Черчилль привел посла СССР Майского в курительную комнату палаты общин: “Господин посол, если мы желаем добиться успеха, нам нужна помощь России. Ныне меня не волнует ваша система, но поляки и румыны любят ее еще меньше. Хотя в крайнем случае они могут позволить вам войти, они хотели бы получить гарантии, что вы в конечном счете выйдете с территорий этих стран. Можете ли вы дать такие гарантии?” Выступая 13 апреля в палате общин, Черчилль выдвинул все находящиеся в его распоряжении аргументы в пользу союза с СССР. “У России огромный интерес к тому, чтобы предотвратить нацистскую экспансию в восточном направлении. Именно на этот глубокий, естественный, законный интерес мы должны полагаться”, необходимо “добиться полного возможного сотрудничества с Россией, сделать так, чтобы никаким предрассудкам со стороны Англии или Франции не было позволено мешать теснейшему сотрудничеству между нашими странами, что обеспечило бы нашей коалиции огромный контрбаланс русской мощи”.
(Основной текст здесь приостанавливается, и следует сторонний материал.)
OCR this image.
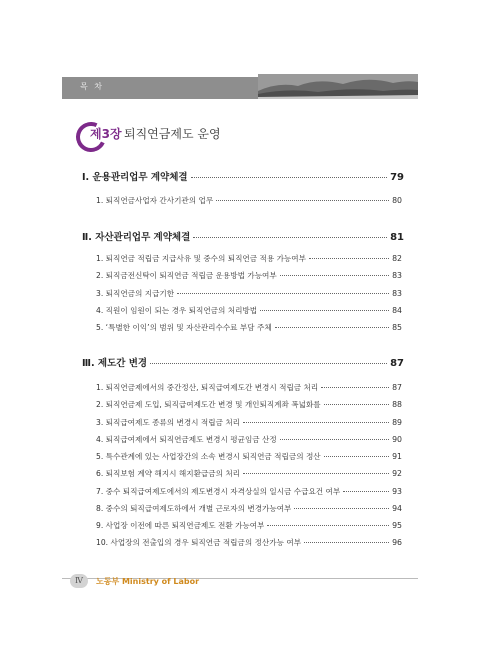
목 차
제3장 퇴직연금제도 운영
Ⅰ. 운용관리업무 계약체결	79
1. 퇴직연금사업자 간사기관의 업무	80
Ⅱ. 자산관리업무 계약체결	81
1. 퇴직연금 적립금 지급사유 및 중수의 퇴직연금 적용 가능여부	82
2. 퇴직금전신탁이 퇴직연금 적립금 운용방법 가능여부	83
3. 퇴직연금의 지급기한	83
4. 직원이 임원이 되는 경우 퇴직연금의 처리방법	84
5. ‘특별한 이익’의 범위 및 자산관리수수료 부담 주체	85
Ⅲ. 제도간 변경	87
1. 퇴직연금제에서의 중간정산, 퇴직급여제도간 변경시 적립금 처리	87
2. 퇴직연금제 도입, 퇴직급여제도간 변경 및 개인퇴직계좌 폭넓화를	88
3. 퇴직급여제도 종류의 변경시 적립금 처리	89
4. 퇴직급여제에서 퇴직연금제도 변경시 평균임금 산정	90
5. 특수관계에 있는 사업장간의 소속 변경시 퇴직연금 적립금의 정산	91
6. 퇴직보험 계약 해지시 해지환급금의 처리	92
7. 중수 퇴직급여제도에서의 제도변경시 자격상실의 일시금 수급요건 여부	93
8. 중수의 퇴직급여제도하에서 개별 근로자의 변경가능여부	94
9. 사업장 이전에 따른 퇴직연금제도 전환 가능여부	95
10. 사업장의 전출입의 경우 퇴직연금 적립금의 정산가능 여부	96
Ⅳ	노동부 Ministry of Labor
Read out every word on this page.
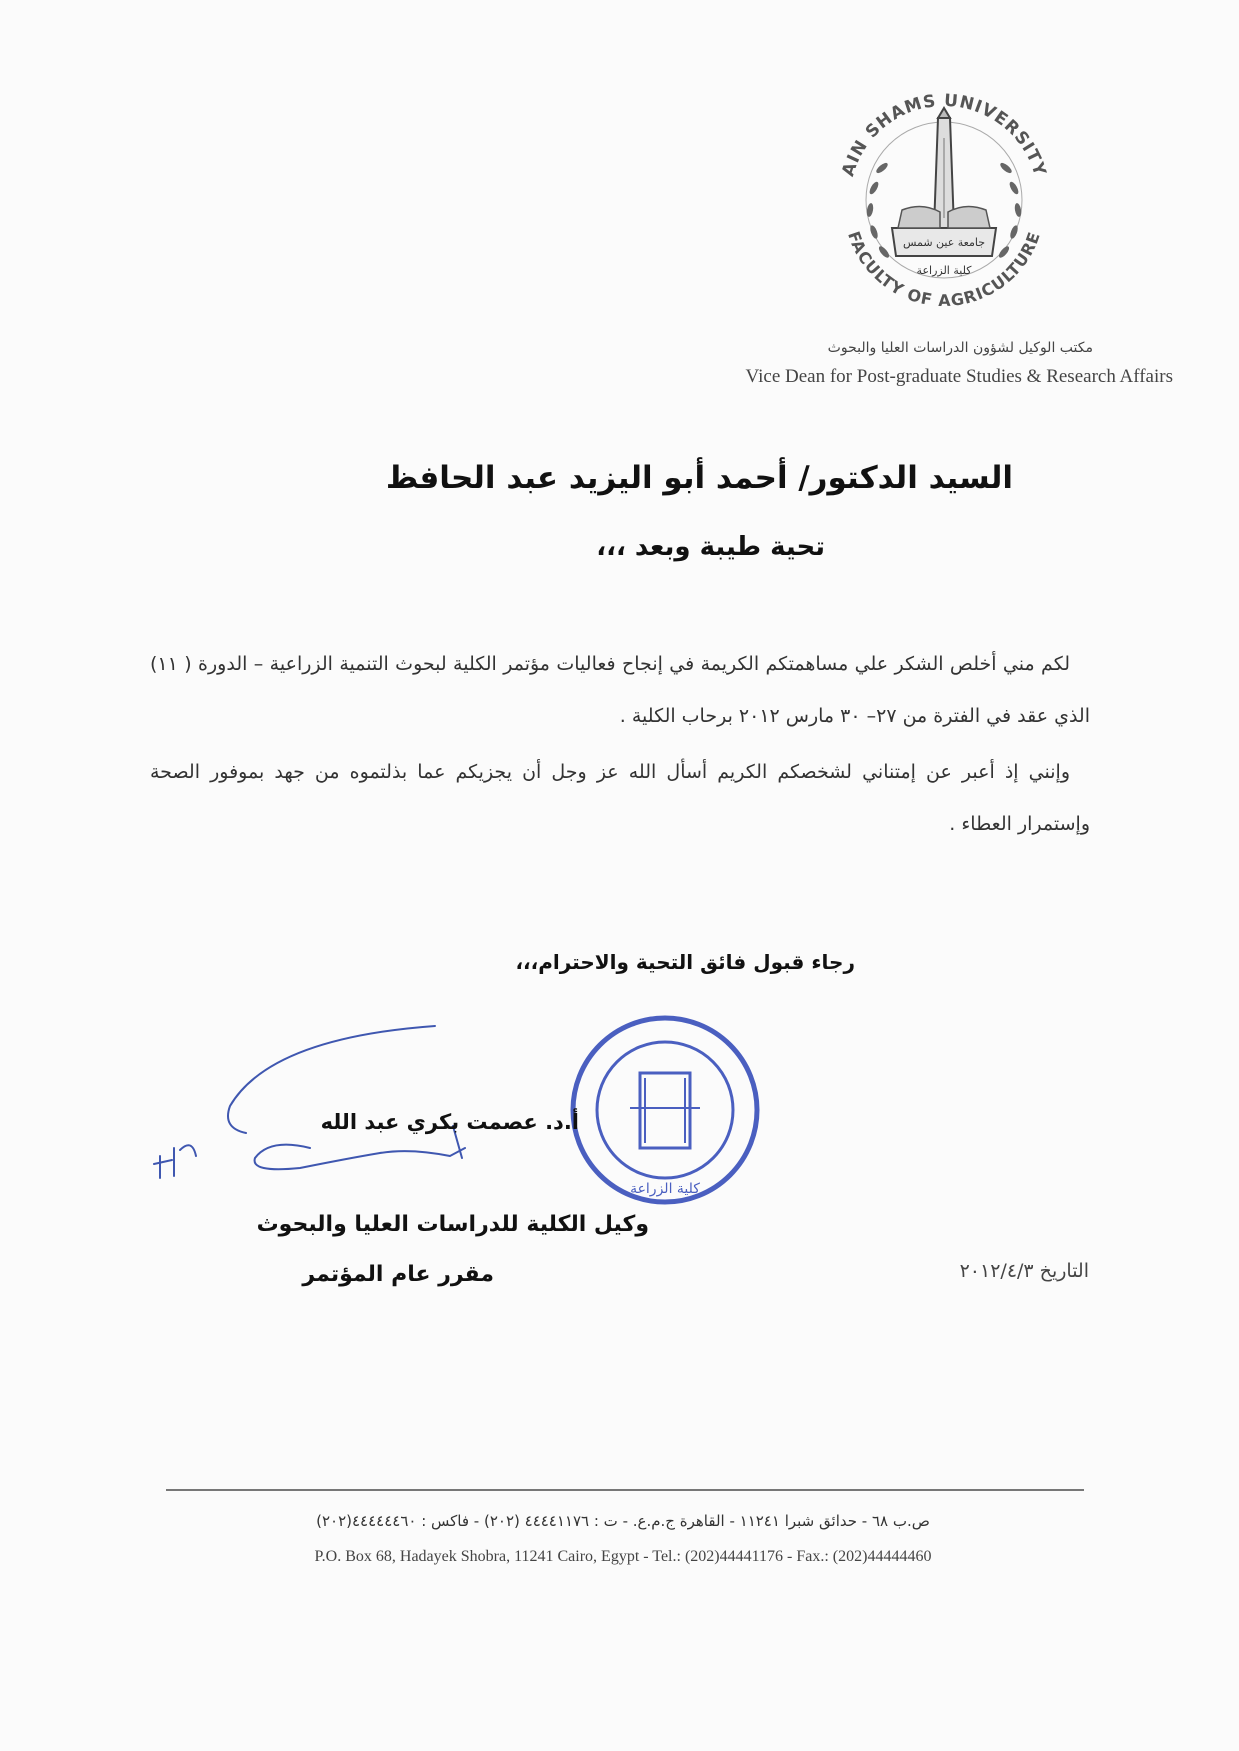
جامعة عين شمس
كلية الزراعة
AIN SHAMS UNIVERSITY
FACULTY OF AGRICULTURE
مكتب الوكيل لشؤون الدراسات العليا والبحوث
Vice Dean for Post-graduate Studies & Research Affairs
السيد الدكتور/ أحمد أبو اليزيد عبد الحافظ
تحية طيبة وبعد ،،،

لكم مني أخلص الشكر علي مساهمتكم الكريمة في إنجاح فعاليات مؤتمر الكلية لبحوث التنمية الزراعية – الدورة ( ١١) الذي عقد في الفترة من ٢٧– ٣٠ مارس ٢٠١٢ برحاب الكلية .

وإنني إذ أعبر عن إمتناني لشخصكم الكريم أسأل الله عز وجل أن يجزيكم عما بذلتموه من جهد بموفور الصحة وإستمرار العطاء .

رجاء قبول فائق التحية والاحترام،،،
كلية الزراعة
أ.د. عصمت بكري عبد الله
وكيل الكلية للدراسات العليا والبحوث
مقرر عام المؤتمر	التاريخ ٢٠١٢/٤/٣
ص.ب ٦٨ - حدائق شبرا ١١٢٤١ - القاهرة ج.م.ع. - ت : ٤٤٤٤١١٧٦ (٢٠٢) - فاكس : ٤٤٤٤٤٤٦٠(٢٠٢)
P.O. Box 68, Hadayek Shobra, 11241 Cairo, Egypt - Tel.: (202)44441176 - Fax.: (202)44444460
Через несколько дней Литвинов вручил послу Великобритании в СССР сэру Уильяму Сидсу официальное предложение: любое продвижение германских вооруженных сил на Восток от существующих германских границ будет рассматриваться как нападение на Советский Союз и Красная Армия будет действовать соответственно. При этом СССР, Англия и Франция будут оказывать друг другу взаимную военную помощь. Польша, если пожелает, может подключиться к этому союзу. Это было разумное предложение. Гитлер со всей его мощью попадал в то самое железное кольцо, об опасности которого он так много говорил. При этом Литвинов, зная подозрительность Сталина, потребовал немедленного обсуждения военных условий союза.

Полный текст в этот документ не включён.